DNA was extracted from 84 samples of brain from 46 AD patients (39 temporal lobe, 39 frontal lobe, three hippocampus) and from 75 samples of brain from 44 non-AD elderly people (33 temporal lobe, 36 frontal lobe, six hippocampus). PCR amplification was used to detect HSV1 thymidine kinase gene and the host APOE gene.
By multiple logistic regression, the APOE-epsilon 4 allele frequency was significantly higher in the patients positive for HSV1 in brain than in the HSV1-negative AD group, the HSV1-positive non-AD group, or the HSV1-negative non-AD group (52.8% vs 10.0%, 3.6%, and 6.3%, respectively). The odds ratio for APOE-epsilon 4 in the HSV1-positive AD group compared with HSV1-negative non-AD group was 16.8 (95% CI 3.61-77.8) and in the HSV1-negative AD group, 1.67 (0.21-13.4).

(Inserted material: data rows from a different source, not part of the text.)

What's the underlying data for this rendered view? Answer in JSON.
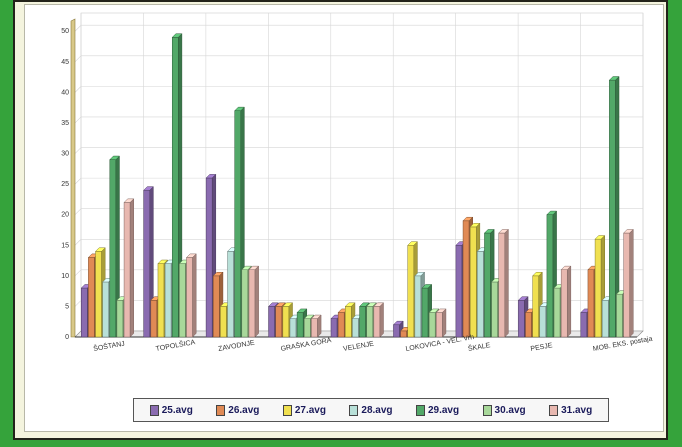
{
  "chart_data": {
    "type": "bar",
    "categories": [
      "ŠOŠTANJ",
      "TOPOLŠICA",
      "ZAVODNJE",
      "GRAŠKA GORA",
      "VELENJE",
      "LOKOVICA - VEL. Vrh",
      "ŠKALE",
      "PESJE",
      "MOB. EKS. postaja"
    ],
    "series": [
      {
        "name": "25.avg",
        "color": "#8a6bb0",
        "values": [
          8,
          24,
          26,
          5,
          3,
          2,
          15,
          6,
          4
        ]
      },
      {
        "name": "26.avg",
        "color": "#e08a55",
        "values": [
          13,
          6,
          10,
          5,
          4,
          1,
          19,
          4,
          11
        ]
      },
      {
        "name": "27.avg",
        "color": "#f0e050",
        "values": [
          14,
          12,
          5,
          5,
          5,
          15,
          18,
          10,
          16
        ]
      },
      {
        "name": "28.avg",
        "color": "#b8e0d8",
        "values": [
          9,
          12,
          14,
          3,
          3,
          10,
          14,
          5,
          6
        ]
      },
      {
        "name": "29.avg",
        "color": "#52a868",
        "values": [
          29,
          49,
          37,
          4,
          5,
          8,
          17,
          20,
          42
        ]
      },
      {
        "name": "30.avg",
        "color": "#a8d89a",
        "values": [
          6,
          12,
          11,
          3,
          5,
          4,
          9,
          8,
          7
        ]
      },
      {
        "name": "31.avg",
        "color": "#e8b8b0",
        "values": [
          22,
          13,
          11,
          3,
          5,
          4,
          17,
          11,
          17
        ]
      }
    ],
    "ylim": [
      0,
      52
    ],
    "yticks": [
      0,
      5,
      10,
      15,
      20,
      25,
      30,
      35,
      40,
      45,
      50
    ],
    "ytick_labels": [
      "0",
      "5",
      "10",
      "15",
      "20",
      "25",
      "30",
      "35",
      "40",
      "45",
      "50"
    ],
    "grid": true,
    "legend_position": "bottom",
    "title": "",
    "xlabel": "",
    "ylabel": ""
  }
}
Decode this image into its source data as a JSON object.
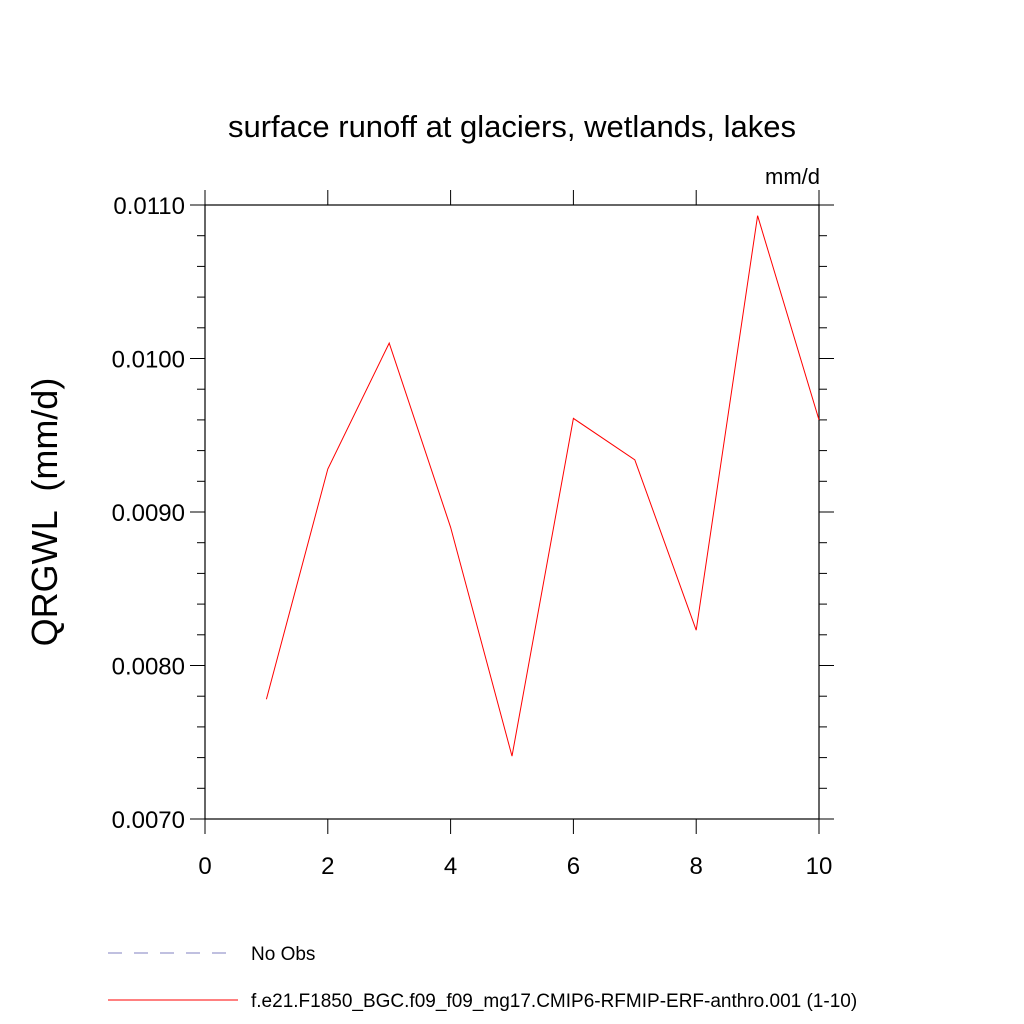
{
  "chart_data": {
    "type": "line",
    "title": "surface runoff at glaciers, wetlands, lakes",
    "units_label": "mm/d",
    "ylabel": "QRGWL  (mm/d)",
    "xlabel": "",
    "xlim": [
      0,
      10
    ],
    "ylim": [
      0.007,
      0.011
    ],
    "x_ticks": [
      0,
      2,
      4,
      6,
      8,
      10
    ],
    "x_tick_labels": [
      "0",
      "2",
      "4",
      "6",
      "8",
      "10"
    ],
    "y_ticks": [
      0.007,
      0.008,
      0.009,
      0.01,
      0.011
    ],
    "y_tick_labels": [
      "0.0070",
      "0.0080",
      "0.0090",
      "0.0100",
      "0.0110"
    ],
    "grid": false,
    "legend_position": "bottom",
    "series": [
      {
        "name": "f.e21.F1850_BGC.f09_f09_mg17.CMIP6-RFMIP-ERF-anthro.001 (1-10)",
        "color": "#ff0000",
        "dash": "solid",
        "x": [
          1,
          2,
          3,
          4,
          5,
          6,
          7,
          8,
          9,
          10
        ],
        "values": [
          0.00778,
          0.00928,
          0.0101,
          0.0089,
          0.00741,
          0.00961,
          0.00934,
          0.00823,
          0.01093,
          0.0096
        ]
      }
    ],
    "legend": [
      {
        "label": "No Obs",
        "color": "#8080c0",
        "dash": "dashed"
      },
      {
        "label": "f.e21.F1850_BGC.f09_f09_mg17.CMIP6-RFMIP-ERF-anthro.001 (1-10)",
        "color": "#ff0000",
        "dash": "solid"
      }
    ]
  }
}
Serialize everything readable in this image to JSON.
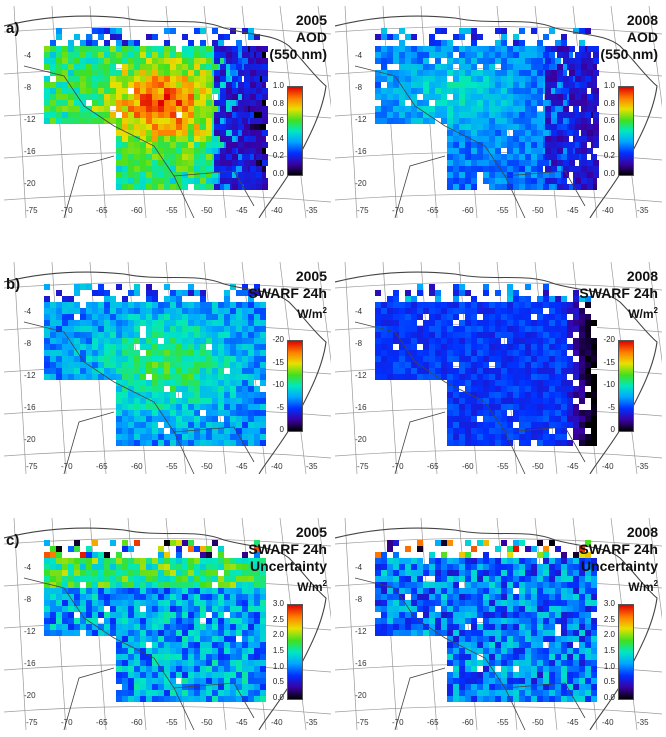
{
  "rows": [
    {
      "label": "a)",
      "year_left": "2005",
      "year_right": "2008",
      "title_left": [
        "2005",
        "AOD",
        "(550 nm)"
      ],
      "title_right": [
        "2008",
        "AOD",
        "(550 nm)"
      ],
      "ticks": [
        "1.0",
        "0.8",
        "0.6",
        "0.4",
        "0.2",
        "0.0"
      ]
    },
    {
      "label": "b)",
      "title_left": [
        "2005",
        "SWARF 24h",
        "W/m"
      ],
      "title_right": [
        "2008",
        "SWARF 24h",
        "W/m"
      ],
      "ticks": [
        "-20",
        "-15",
        "-10",
        "-5",
        "0"
      ]
    },
    {
      "label": "c)",
      "title_left": [
        "2005",
        "SWARF 24h",
        "Uncertainty",
        "W/m"
      ],
      "title_right": [
        "2008",
        "SWARF 24h",
        "Uncertainty",
        "W/m"
      ],
      "ticks": [
        "3.0",
        "2.5",
        "2.0",
        "1.5",
        "1.0",
        "0.5",
        "0.0"
      ]
    }
  ],
  "lon_labels": [
    "-75",
    "-70",
    "-65",
    "-60",
    "-55",
    "-50",
    "-45",
    "-40",
    "-35"
  ],
  "lat_labels": [
    "-4",
    "-8",
    "-12",
    "-16",
    "-20"
  ],
  "colors": {
    "colormap": [
      "#000000",
      "#3a00a0",
      "#0030ff",
      "#00a8ff",
      "#00e8c0",
      "#40e020",
      "#e8e000",
      "#ff8000",
      "#e00000"
    ],
    "coastline": "#444444",
    "grid": "#9a9a9a"
  }
}
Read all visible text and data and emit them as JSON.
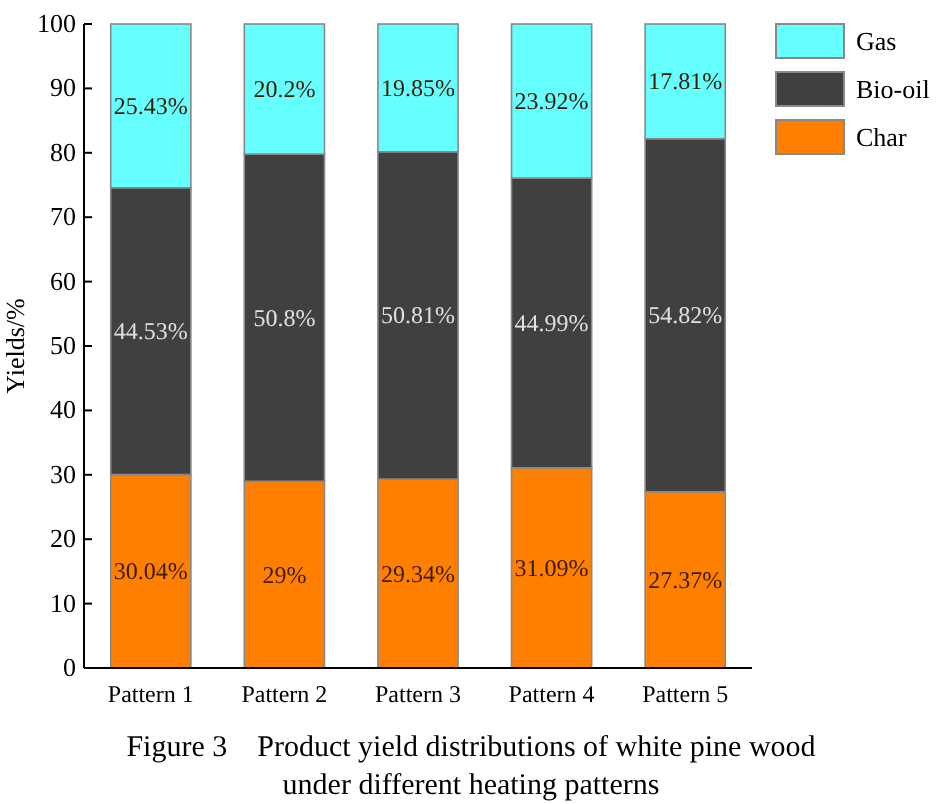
{
  "chart_data": {
    "type": "bar",
    "stacked": true,
    "title": "Figure 3    Product yield distributions of white pine wood under different heating patterns",
    "ylabel": "Yields/%",
    "categories": [
      "Pattern 1",
      "Pattern 2",
      "Pattern 3",
      "Pattern 4",
      "Pattern 5"
    ],
    "series": [
      {
        "name": "Char",
        "color": "#ff8000",
        "values": [
          30.04,
          29,
          29.34,
          31.09,
          27.37
        ],
        "value_labels": [
          "30.04%",
          "29%",
          "29.34%",
          "31.09%",
          "27.37%"
        ]
      },
      {
        "name": "Bio-oil",
        "color": "#404040",
        "values": [
          44.53,
          50.8,
          50.81,
          44.99,
          54.82
        ],
        "value_labels": [
          "44.53%",
          "50.8%",
          "50.81%",
          "44.99%",
          "54.82%"
        ]
      },
      {
        "name": "Gas",
        "color": "#66ffff",
        "values": [
          25.43,
          20.2,
          19.85,
          23.92,
          17.81
        ],
        "value_labels": [
          "25.43%",
          "20.2%",
          "19.85%",
          "23.92%",
          "17.81%"
        ]
      }
    ],
    "ylim": [
      0,
      100
    ],
    "yticks": [
      0,
      10,
      20,
      30,
      40,
      50,
      60,
      70,
      80,
      90,
      100
    ],
    "legend": "top right"
  }
}
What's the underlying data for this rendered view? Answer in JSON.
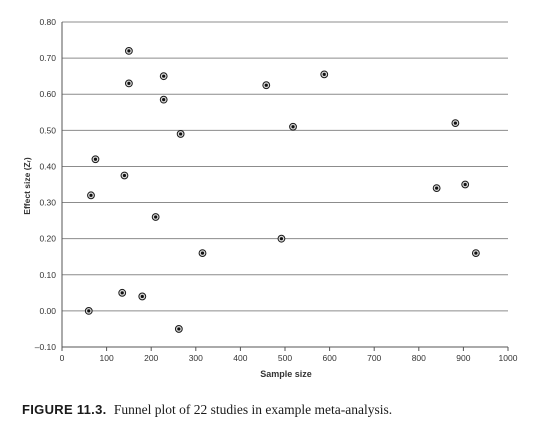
{
  "chart_data": {
    "type": "scatter",
    "title": "",
    "xlabel": "Sample size",
    "ylabel": "Effect size (Zᵣ)",
    "xlim": [
      0,
      1000
    ],
    "ylim": [
      -0.1,
      0.8
    ],
    "x_ticks": [
      "0",
      "100",
      "200",
      "300",
      "400",
      "500",
      "600",
      "700",
      "800",
      "900",
      "1000"
    ],
    "y_ticks": [
      "–0.10",
      "0.00",
      "0.10",
      "0.20",
      "0.30",
      "0.40",
      "0.50",
      "0.60",
      "0.70",
      "0.80"
    ],
    "grid": "horizontal",
    "points": [
      {
        "x": 60,
        "y": 0.0
      },
      {
        "x": 65,
        "y": 0.32
      },
      {
        "x": 75,
        "y": 0.42
      },
      {
        "x": 135,
        "y": 0.05
      },
      {
        "x": 140,
        "y": 0.375
      },
      {
        "x": 150,
        "y": 0.72
      },
      {
        "x": 150,
        "y": 0.63
      },
      {
        "x": 180,
        "y": 0.04
      },
      {
        "x": 210,
        "y": 0.26
      },
      {
        "x": 228,
        "y": 0.65
      },
      {
        "x": 228,
        "y": 0.585
      },
      {
        "x": 262,
        "y": -0.05
      },
      {
        "x": 266,
        "y": 0.49
      },
      {
        "x": 315,
        "y": 0.16
      },
      {
        "x": 458,
        "y": 0.625
      },
      {
        "x": 492,
        "y": 0.2
      },
      {
        "x": 518,
        "y": 0.51
      },
      {
        "x": 588,
        "y": 0.655
      },
      {
        "x": 840,
        "y": 0.34
      },
      {
        "x": 882,
        "y": 0.52
      },
      {
        "x": 904,
        "y": 0.35
      },
      {
        "x": 928,
        "y": 0.16
      }
    ]
  },
  "caption": {
    "label": "FIGURE 11.3.",
    "text": "Funnel plot of 22 studies in example meta-analysis."
  }
}
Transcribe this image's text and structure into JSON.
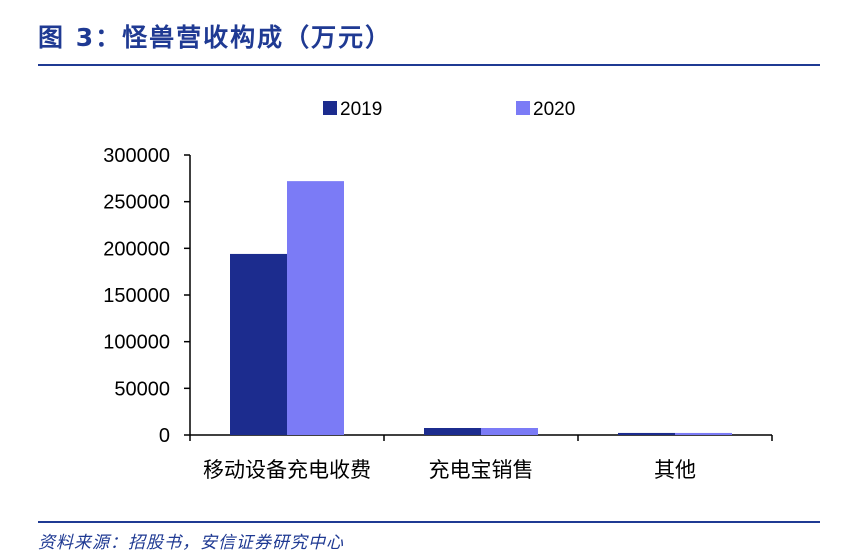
{
  "header": {
    "title": "图 3：怪兽营收构成（万元）"
  },
  "footer": {
    "source": "资料来源：招股书，安信证券研究中心"
  },
  "colors": {
    "accent": "#1f3a93",
    "series_2019": "#1c2c8e",
    "series_2020": "#7b7bf6"
  },
  "chart_data": {
    "type": "bar",
    "title": "怪兽营收构成（万元）",
    "categories": [
      "移动设备充电收费",
      "充电宝销售",
      "其他"
    ],
    "series": [
      {
        "name": "2019",
        "values": [
          194000,
          7500,
          2200
        ]
      },
      {
        "name": "2020",
        "values": [
          272000,
          7500,
          2200
        ]
      }
    ],
    "xlabel": "",
    "ylabel": "",
    "ylim": [
      0,
      300000
    ],
    "yticks": [
      "0",
      "50000",
      "100000",
      "150000",
      "200000",
      "250000",
      "300000"
    ],
    "grid": false,
    "legend_position": "top"
  }
}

We also compared APOE genotypes of 40 people who had recurrent cold sores and 33 non-sufferers; the APOE-epsilon 4 allele frequencies were 36% and 9%, respectively (p < 0.0001).
These findings suggest that the combination of HSV1 in brain and carriage of an APOE-epsilon 4 allele is a strong risk factor for AD, whereas either of these features alone does not increase the risk of AD. The findings in people with cold sores support our hypothesis that APOE-epsilon 4 and HSV1 together are damaging in the nervous system.
载脂蛋白Eε4(APOE-ε4)等位基因是阿尔茨海默病(AD)的一个风险因素,但它对于该疾病的发生既不是必需的,也不是充分的。因此,其他因素——遗传或环境因素——必定发挥了作用。通过聚合酶链反应(PCR),我们在患有和未患AD的老年人的大脑中检测到了潜伏形式的1型单纯疱疹病毒(HSV1)。我们推测,由于宿主的差异,该病毒的有限再激活在AD患者中比在未患AD的老年人中造成的损害更大。我们现在报告了大脑中存在和不存在HSV1的AD患者及非AD患者的APOE基因型。
从46例AD患者的84份脑样本(39份颞叶、39份额叶、3份海马体)以及44例非AD老年人的75份脑样本(33份颞叶、36份额叶、6份海马体)中提取DNA。采用PCR扩增来检测HSV1胸苷激酶基因和宿主APOE基因。
通过多因素逻辑回归分析,大脑中HSV1呈阳性的患者中APOE-ε4等位基因频率显著高于HSV1呈阴性的AD组、HSV1呈阳性的非AD组或HSV1呈阴性的非AD组(分别为52.8%、10.0%、3.6%和6.3%)。与HSV1呈阴性的非AD组相比,HSV1呈阳性的AD组中APOE-ε4的优势比为16.8(95%可信区间为3.61 - 77.8),而在HSV1呈阴性的AD组中为1.67(0.21 - 13.4)。我们还比较了40例复发性唇疱疹患者和33例非患者的APOE基因型;APOE-ε4等位基因频率分别为36%和9%(p < 0.0001)。
这些研究结果表明,大脑中HSV1与APOE-ε4等位基因携带相结合是AD的一个强风险因素,而单独的这些特征均不会增加AD的风险。唇疱疹患者的研究结果支持了我们的假设,即APOE-ε4和HSV1共同作用会对神经系统造成损害。